Illustration of a city.
Illustration: Sofia Scheutz.

When the energy moves into the city

Page reviewed:  16/01/2026

Cities play a vital role in the climate and energy transition, but at the same time they struggle with insufficient coordination, conflicting goals, and increasing demands for participation. Read the summary of the latest webinar in the Urban Landscapes webinar-series.

Naghmeh Nasiritousi, Senior Lecturer in the Theme of Environmental Change at Linköping University, opened the webinar by emphasizing the decisive role of cities in the climate transition. Despite – or perhaps because of – the fact that cities account for a large share of emissions, they also offer favorable conditions for rapid emission reductions. At the same time, their room for maneuver is constrained by limited mandates, financing challenges, political goal conflicts, national regulatory frameworks, technical bottlenecks, and coordination problems.

Naghmeh Nasiritousi presented the research project Bridging Silos – Can the EU Mission for Climate-Neutral Cities Accelerate Energy Transitions?, which she leads through the Swedish Institute of International Affairs.

The project maps and analyzes 112 selected cities that aim to achieve climate neutrality by 2030. Through case studies in Stockholm and Amsterdam, the project evaluates how measures function in practice.

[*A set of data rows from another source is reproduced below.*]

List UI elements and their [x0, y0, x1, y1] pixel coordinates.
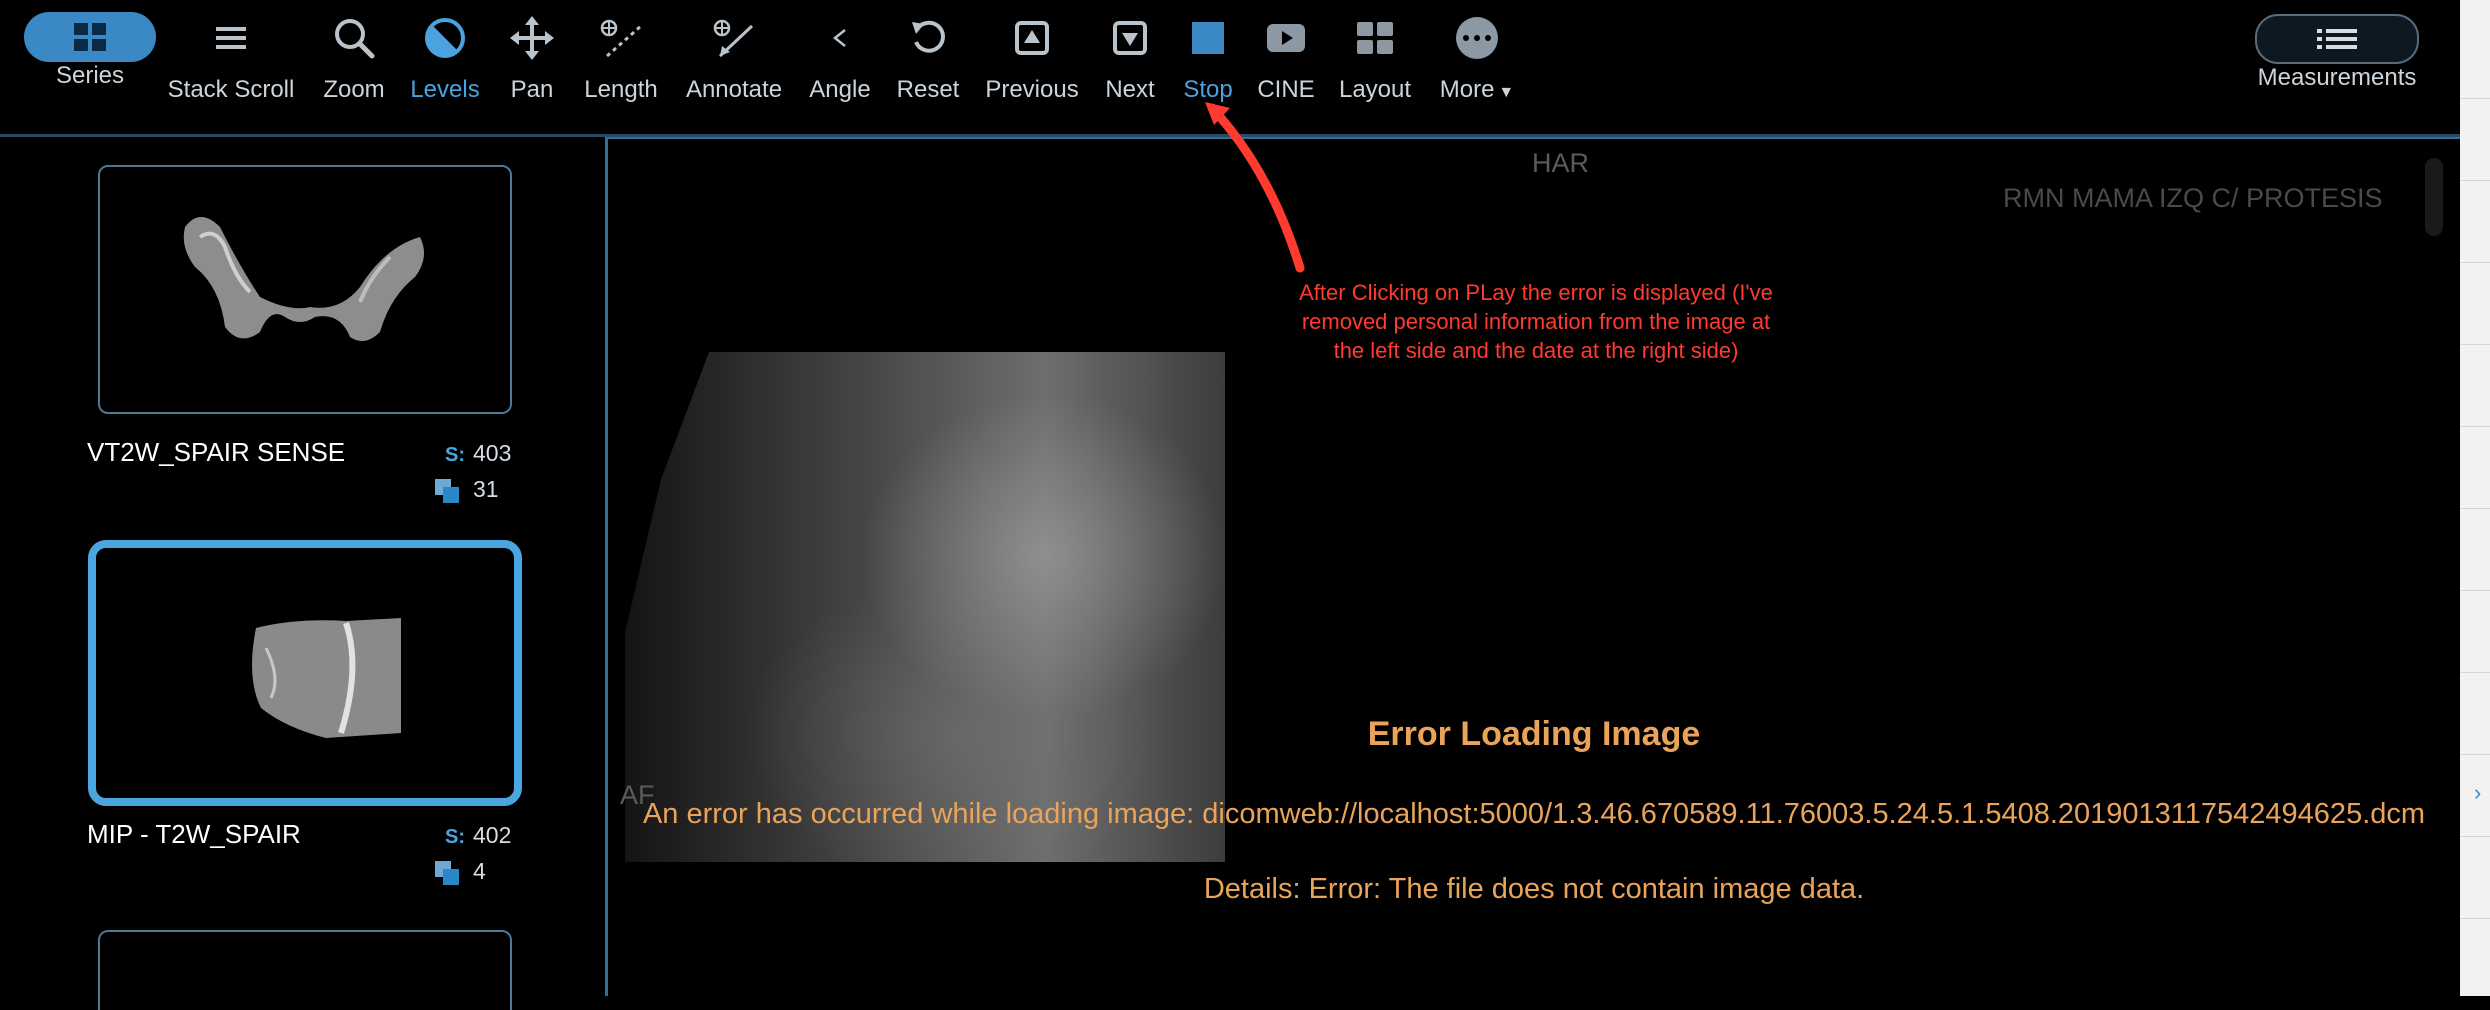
error-title: Error Loading Image	[1367, 715, 1701, 753]
chevron-right-icon[interactable]: ›	[2474, 780, 2481, 806]
annotation-arrow	[1205, 102, 1305, 273]
error-details: Details: Error: The file does not contai…	[1203, 873, 1865, 905]
adjacent-window-edge	[2460, 0, 2490, 996]
error-message: An error has occurred while loading imag…	[642, 798, 2426, 830]
annotation-note: After Clicking on PLay the error is disp…	[1299, 280, 1773, 363]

In its first publication, the project conducted a literature review to examine which silos exist in transition processes. The results show that there are many types of silos, linked to levels of governance and forms of collaboration, both internal and external.

The project compares the findings from the literature review with the EU’s ambitions and has developed strategies that cities can use to bridge these silos. These include strengthening coordination, focusing on partnerships, promoting synergies, addressing goal conflicts, and integrating climate measures into all planning processes.

Citizen dialogue has great potential – but risks being overburdened

Martin Westin, researcher in environmental communication at SLU, described how our time is characterized by both increasing polarization in sustainability issues and persistently high levels of institutional trust, creating a paradoxical starting point for dialogue-based processes.

He presented research on climate citizens’ assemblies in Sweden, at both national and municipal levels. The studies show that such assemblies can function as important arenas for constructive dialogue between citizens with differing views. At the same time, a recurring tension is identified between the ambition to create inclusive dialogue and the ambition to use the assemblies to legitimize or accelerate already formulated climate goals. When these purposes are combined, dialogues risk being perceived as exclusionary and thereby losing their function.

As an alternative, Martin Westin proposed a more systematic perspective in which different forms of citizen engagement are viewed as parts of a broader dialogue system. In such a system, formal decision-making processes, participatory forums, civil society, and the media complement one another, rather than placing all democratic expectations on a single dialogue initiative.

The energy transition is also a spatial issue

Daniel Urey from the think tank LABLAB emphasized that the energy transition is fundamentally spatial and social. As energy production becomes visible in landscapes and local environments – through wind turbines, power lines, and land development – people’s relationships to both energy and place change, creating new conflicts around acceptance and justice.

Daniel Urey demonstrated how large-scale policy instruments, such as the EU Emissions Trading System, have concrete geographical consequences and how the costs and benefits of the transition are unevenly distributed across regions. LABLAB’s research therefore focuses on identifying where actual spatial conditions for energy transition exist. In a project in Dalarna, landscape analyses are combined with studies of how residents value places, showing that acceptance is often both regional and emotional – not solely local.

A recurring challenge is that energy issues are often handled within planning silos. When connections to landscape, natural values, and local development are lacking, both implementation and dialogue become more difficult.

Panel: implementation in focus – but goal conflicts remain

The panel discussion tied together the threads around a shared understanding that the climate and energy transition is largely slowed by implementation challenges rather than a lack of goals. At the same time, several goal conflicts were highlighted: between coordination and initiative fatigue, between dialogue and speed, and between democratic ideals and practical constraints.

The role of dialogue was discussed in particular. While the panel agreed on its importance, they problematized the notion of dialogue as a universal tool. Questions about where the limits of participation lie, which assumptions should be open to discussion, and who initiates dialogues revealed tensions between legitimacy, effectiveness, and governability.

Overall, the discussion showed that although there is broad consensus on the goal – a rapid and just transition – the pathways toward it involve real conflicts that require both analytical clarity and political trade-offs.